Concealed to Revealed: Confronting Racist Imagery in Museum Collections
On November 12th, 2024, the Art & Museum Studies Program in partnership with Tudor Place hosted Concealed to Revealed: Confronting Racist Imagery in Museum Collection. This panel discussion was held in Lauinger Library and preceded by a viewing of objects with racist imagery from the collections of Georgetown University, Tudor Place, and the private collection of LaNitra M. Berger.
The panelists discussed how scholars and museum professionals approach these objects and how examining this imagery can address historical injustices and foster dialogues about race, representation, and prejudice, both past and present.

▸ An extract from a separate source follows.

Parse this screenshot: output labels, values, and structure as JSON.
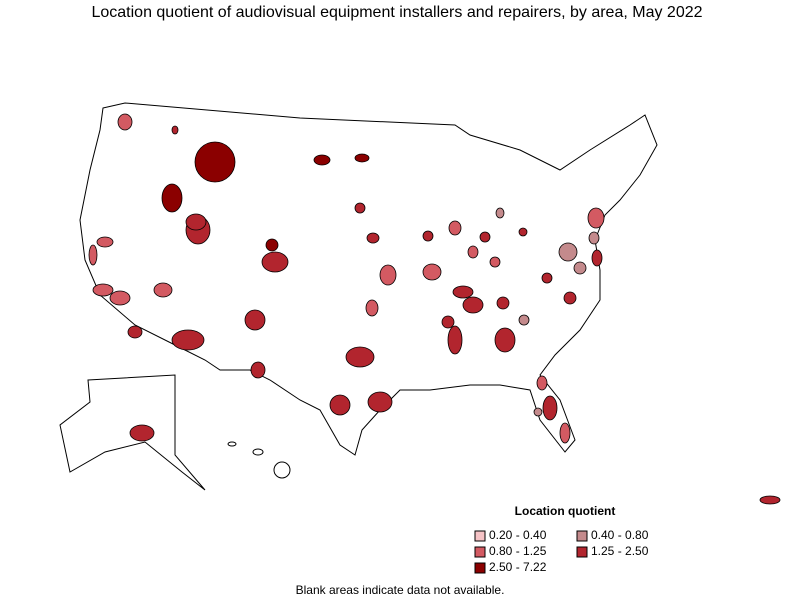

You can view a recording of the program on the YouTube page for Tudor Place below.
Moderator:
Melanie A. Adams, Roger Ferguson, and Annette Nazareth, Director of the Smithsonian’s Anacostia Community Museum. She has more than 25 years of community engagement experience in museums and higher education.
Panelists:
LaNitra M. Berger, Associate Professor of History & Art History, and Director of African and African American Studies at George Mason University. As an art historian, her research focuses on the intersections of art and social activism in the Black and Jewish diasporas.
Ianna Recco, Curator and Art Historian specializing in art history of the transatlantic slave trade and settler colonialism of the 18th century.
Shana Klein, Associate Professor of Art History at Kent State University. She is the author of The Fruits of Empire: Art, Food, and the Politics of Race in the Age of American Expansion.